In our experience the presence of small granules of polymerized cyanoacrylate inside the upper urinary following embolization of calyceal fistulas was not harmful, since they were spontaneously eliminated along the double J stents. However in the patient were a nephrectomy was necessary following 2 attempts at fistula closure, we found a cyanoacrylate cast of the upper calyx, where potentially encrustation could have occurred. It is also theoretically possible that a sizable fragment of the sealant could be dislodged after removal of the double j stent, causing ureteral occlusion.
To the best of our knowledge all the 5 reported cases of calyceal fistula embolization have been perfomed percutaneously [6, 8–11], while in our opinion, unless a percutaneous nephrostomy already exists, a retrograde endoscopic approach is justified, since it is less invasive. We successfully occluded with this approach 2 out of 3 calyceal fistulas.

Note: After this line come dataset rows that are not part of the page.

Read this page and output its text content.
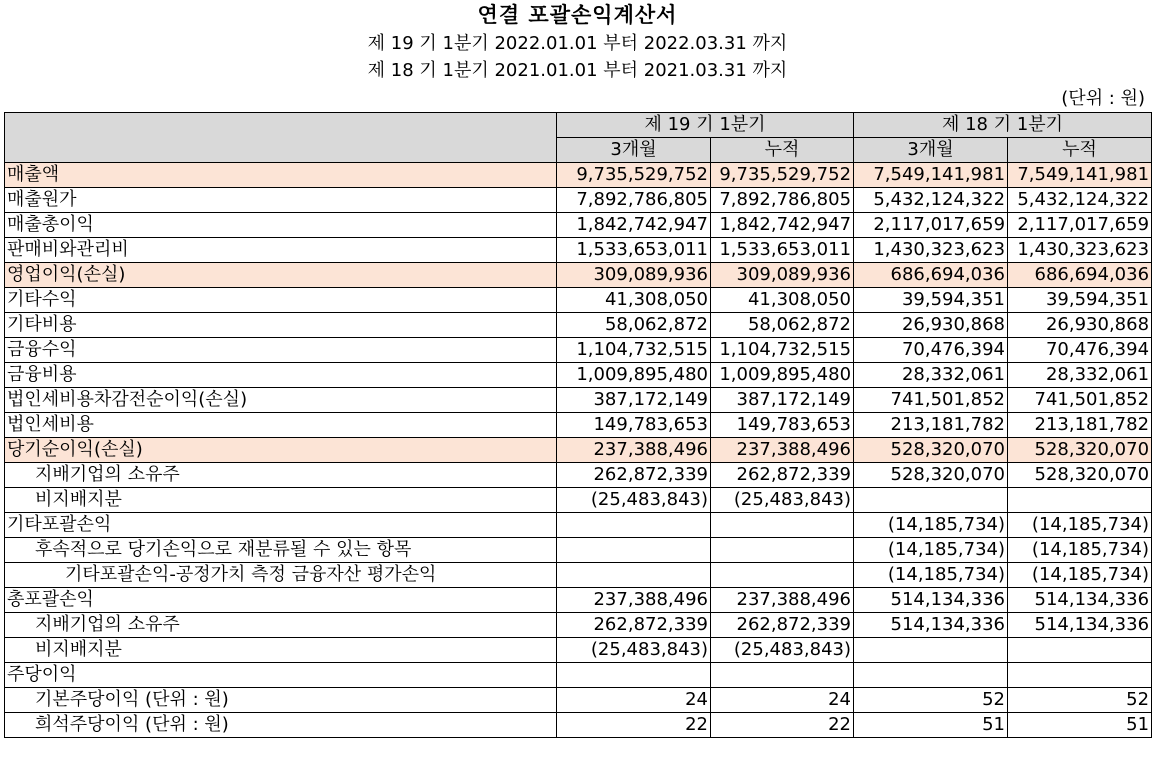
연결 포괄손익계산서
제 19 기 1분기 2022.01.01 부터 2022.03.31 까지
제 18 기 1분기 2021.01.01 부터 2021.03.31 까지
(단위 : 원)
	제 19 기 1분기		제 18 기 1분기	
	3개월	누적	3개월	누적
매출액	9,735,529,752	9,735,529,752	7,549,141,981	7,549,141,981
매출원가	7,892,786,805	7,892,786,805	5,432,124,322	5,432,124,322
매출총이익	1,842,742,947	1,842,742,947	2,117,017,659	2,117,017,659
판매비와관리비	1,533,653,011	1,533,653,011	1,430,323,623	1,430,323,623
영업이익(손실)	309,089,936	309,089,936	686,694,036	686,694,036
기타수익	41,308,050	41,308,050	39,594,351	39,594,351
기타비용	58,062,872	58,062,872	26,930,868	26,930,868
금융수익	1,104,732,515	1,104,732,515	70,476,394	70,476,394
금융비용	1,009,895,480	1,009,895,480	28,332,061	28,332,061
법인세비용차감전순이익(손실)	387,172,149	387,172,149	741,501,852	741,501,852
법인세비용	149,783,653	149,783,653	213,181,782	213,181,782
당기순이익(손실)	237,388,496	237,388,496	528,320,070	528,320,070
지배기업의 소유주	262,872,339	262,872,339	528,320,070	528,320,070
비지배지분	(25,483,843)	(25,483,843)		
기타포괄손익			(14,185,734)	(14,185,734)
후속적으로 당기손익으로 재분류될 수 있는 항목			(14,185,734)	(14,185,734)
기타포괄손익-공정가치 측정 금융자산 평가손익			(14,185,734)	(14,185,734)
총포괄손익	237,388,496	237,388,496	514,134,336	514,134,336
지배기업의 소유주	262,872,339	262,872,339	514,134,336	514,134,336
비지배지분	(25,483,843)	(25,483,843)		
주당이익				
기본주당이익 (단위 : 원)	24	24	52	52
희석주당이익 (단위 : 원)	22	22	51	51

In our experience, as well in that of the other clinical series published , the critical factor for success in fistula closure using cyanoacrylate is the ratio between the length and the diameter of the fistulous tract, since tissue losses greater than 1 cm and short are unlikely to be completely plugged, and urine may continue to flow around the cast. The amount of urine drained daily and the presence of concomitant infection are likely to represent also key factors, as well of the location of the fistulous tract.

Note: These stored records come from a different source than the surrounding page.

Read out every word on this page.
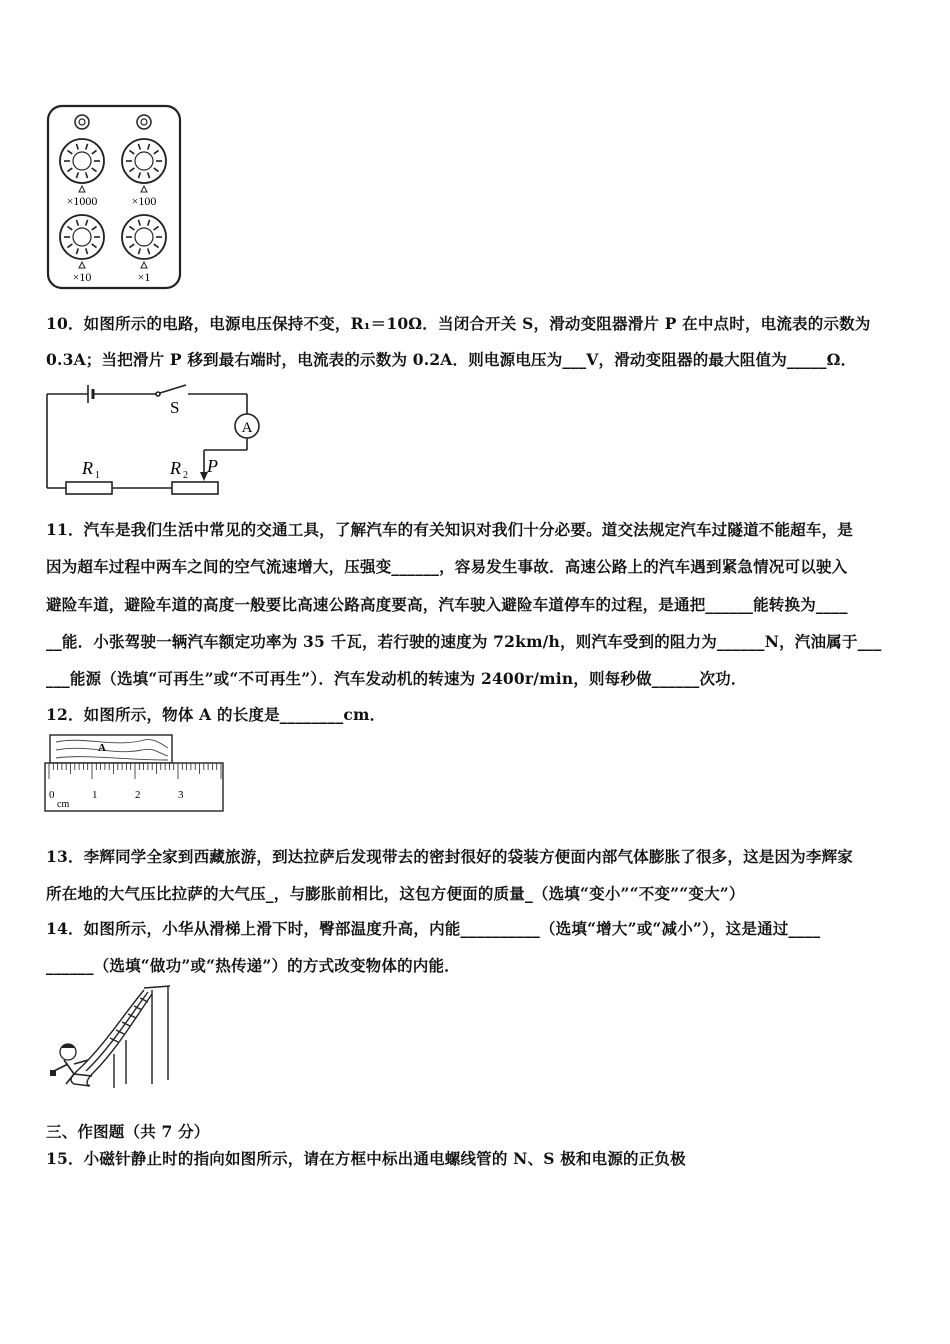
×1000	×100
×10	×1
10．如图所示的电路，电源电压保持不变，R₁＝10Ω．当闭合开关 S，滑动变阻器滑片 P 在中点时，电流表的示数为
0.3A；当把滑片 P 移到最右端时，电流表的示数为 0.2A．则电源电压为___V，滑动变阻器的最大阻值为_____Ω．
S
A
R 1	R 2 P
11．汽车是我们生活中常见的交通工具，了解汽车的有关知识对我们十分必要。道交法规定汽车过隧道不能超车，是
因为超车过程中两车之间的空气流速增大，压强变______，容易发生事故．高速公路上的汽车遇到紧急情况可以驶入
避险车道，避险车道的高度一般要比高速公路高度要高，汽车驶入避险车道停车的过程，是通把______能转换为____
__能．小张驾驶一辆汽车额定功率为 35 千瓦，若行驶的速度为 72km/h，则汽车受到的阻力为______N，汽油属于___
___能源（选填“可再生”或“不可再生”）．汽车发动机的转速为 2400r/min，则每秒做______次功．
12．如图所示，物体 A 的长度是________cm．
A
0	1	2	3
cm
13．李辉同学全家到西藏旅游，到达拉萨后发现带去的密封很好的袋装方便面内部气体膨胀了很多，这是因为李辉家
所在地的大气压比拉萨的大气压_，与膨胀前相比，这包方便面的质量_（选填“变小”“不变”“变大”）
14．如图所示，小华从滑梯上滑下时，臀部温度升高，内能__________（选填“增大”或“减小”），这是通过____
______（选填“做功”或“热传递”）的方式改变物体的内能．
三、作图题（共 7 分）
15．小磁针静止时的指向如图所示，请在方框中标出通电螺线管的 N、S 极和电源的正负极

In case 3, where repeated embolization of calyceal fistula was unsuccessful, both the wide size of the fistulous tract and concomitant bacterial infection were in our opinion factors contributing to treatment failure and subsequent kidney removal.
In our experience a cyanoacrylate-based sealant, originally proposed for interventional radiology, was also suitable for occlusion of urinary fistulas in different locations using both percutaneous and endoscopic approaches. Since this treatment is well tolerated, without major complications and minimally invasive, in our opinion it is worthwhile to consider it relatively early when conventional urinary drainage measures fail. By doing so considerable stress can be avoided to the patients.

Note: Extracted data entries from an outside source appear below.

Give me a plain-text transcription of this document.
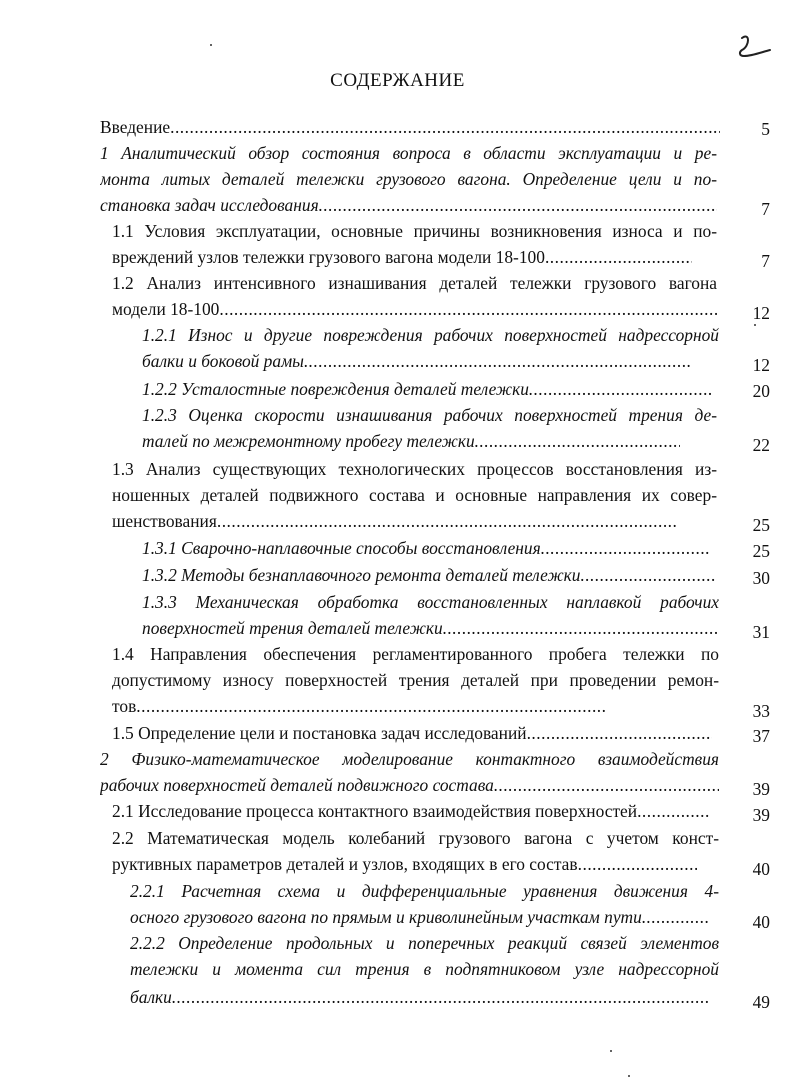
СОДЕРЖАНИЕ
Введение .....	5
1 Аналитический обзор состояния вопроса в области эксплуатации и ре-
монта литых деталей тележки грузового вагона. Определение цели и по-
становка задач исследования .....	7
1.1 Условия эксплуатации, основные причины возникновения износа и по-
вреждений узлов тележки грузового вагона модели 18-100 .....	7
1.2 Анализ интенсивного изнашивания деталей тележки грузового вагона
модели 18-100 .....	12
1.2.1 Износ и другие повреждения рабочих поверхностей надрессорной
балки и боковой рамы .....	12
1.2.2 Усталостные повреждения деталей тележки .....	20
1.2.3 Оценка скорости изнашивания рабочих поверхностей трения де-
талей по межремонтному пробегу тележки .....	22
1.3 Анализ существующих технологических процессов восстановления из-
ношенных деталей подвижного состава и основные направления их совер-
шенствования .....	25
1.3.1 Сварочно-наплавочные способы восстановления .....	25
1.3.2 Методы безнаплавочного ремонта деталей тележки .....	30
1.3.3 Механическая обработка восстановленных наплавкой рабочих
поверхностей трения деталей тележки .....	31
1.4 Направления обеспечения регламентированного пробега тележки по
допустимому износу поверхностей трения деталей при проведении ремон-
тов .....	33
1.5 Определение цели и постановка задач исследований .....	37
2 Физико-математическое моделирование контактного взаимодействия
рабочих поверхностей деталей подвижного состава .....	39
2.1 Исследование процесса контактного взаимодействия поверхностей .....	39
2.2 Математическая модель колебаний грузового вагона с учетом конст-
руктивных параметров деталей и узлов, входящих в его состав .....	40
2.2.1 Расчетная схема и дифференциальные уравнения движения 4-
осного грузового вагона по прямым и криволинейным участкам пути .....	40
2.2.2 Определение продольных и поперечных реакций связей элементов
тележки и момента сил трения в подпятниковом узле надрессорной
балки .....	49
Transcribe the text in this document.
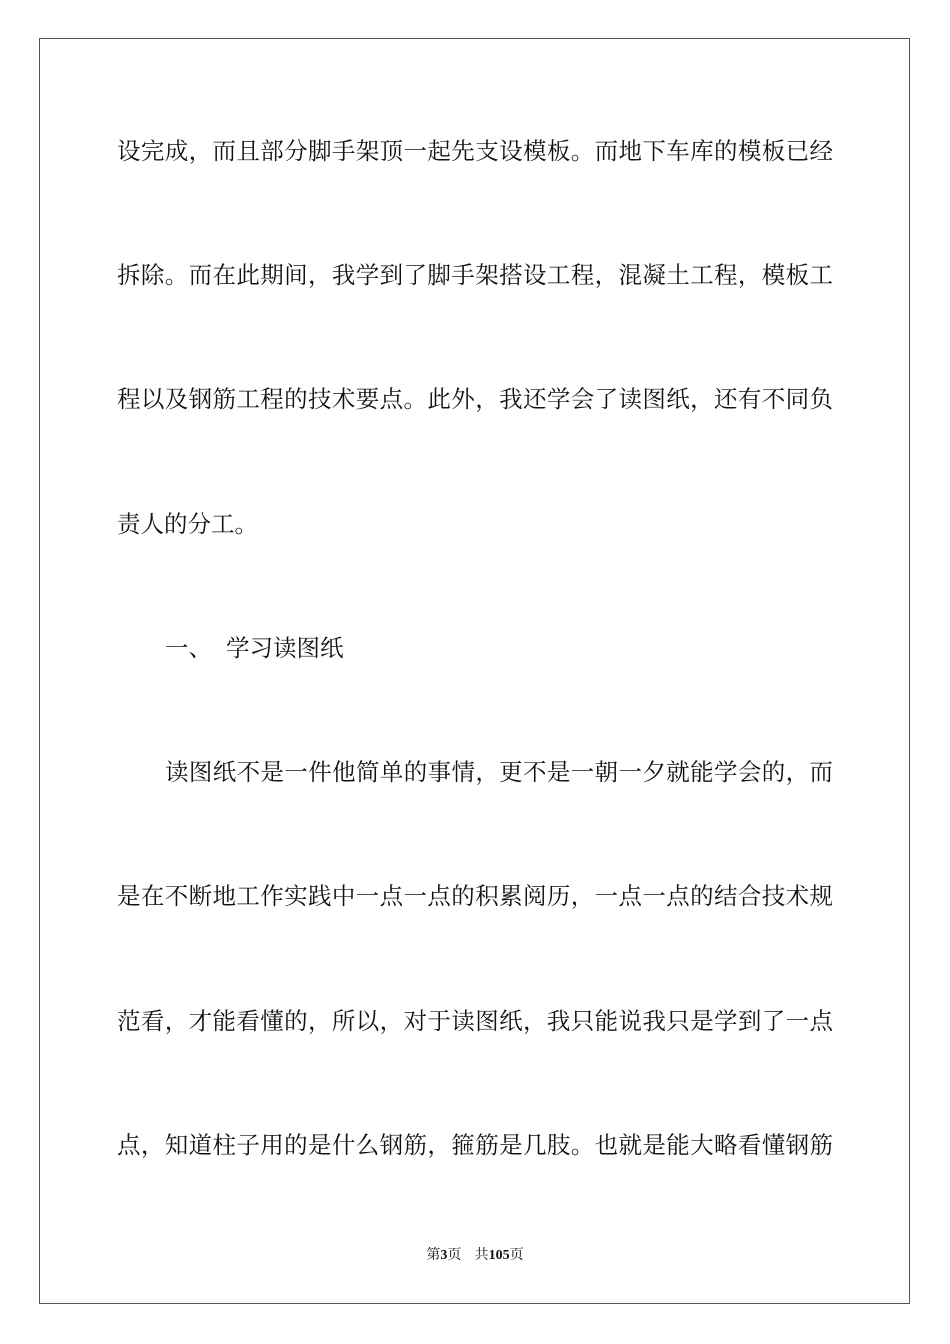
设完成，而且部分脚手架顶一起先支设模板。而地下车库的模板已经
拆除。而在此期间，我学到了脚手架搭设工程，混凝土工程，模板工
程以及钢筋工程的技术要点。此外，我还学会了读图纸，还有不同负
责人的分工。
一、 学习读图纸
读图纸不是一件他简单的事情，更不是一朝一夕就能学会的，而
是在不断地工作实践中一点一点的积累阅历，一点一点的结合技术规
范看，才能看懂的，所以，对于读图纸，我只能说我只是学到了一点
点，知道柱子用的是什么钢筋，箍筋是几肢。也就是能大略看懂钢筋
第3页 共105页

The fistula diameter to length ratio is the more relevant prognostic factor for success, but since this sealant causes minimal tissue reaction, it does not affect significantly subsequent open surgical repair. Our encouraging results need to be validated by other studies, but the uncommon occurrence of persistent urinary fistulas and the fact that the use of cyanoacrylate inside the urinary tract is not universally feasible and approved are factors explaining the relative rarity of clinical series concerning this minimally invasive treatment.
Written informed consent was obtained from the patients for the publication of this report and any accompanying images.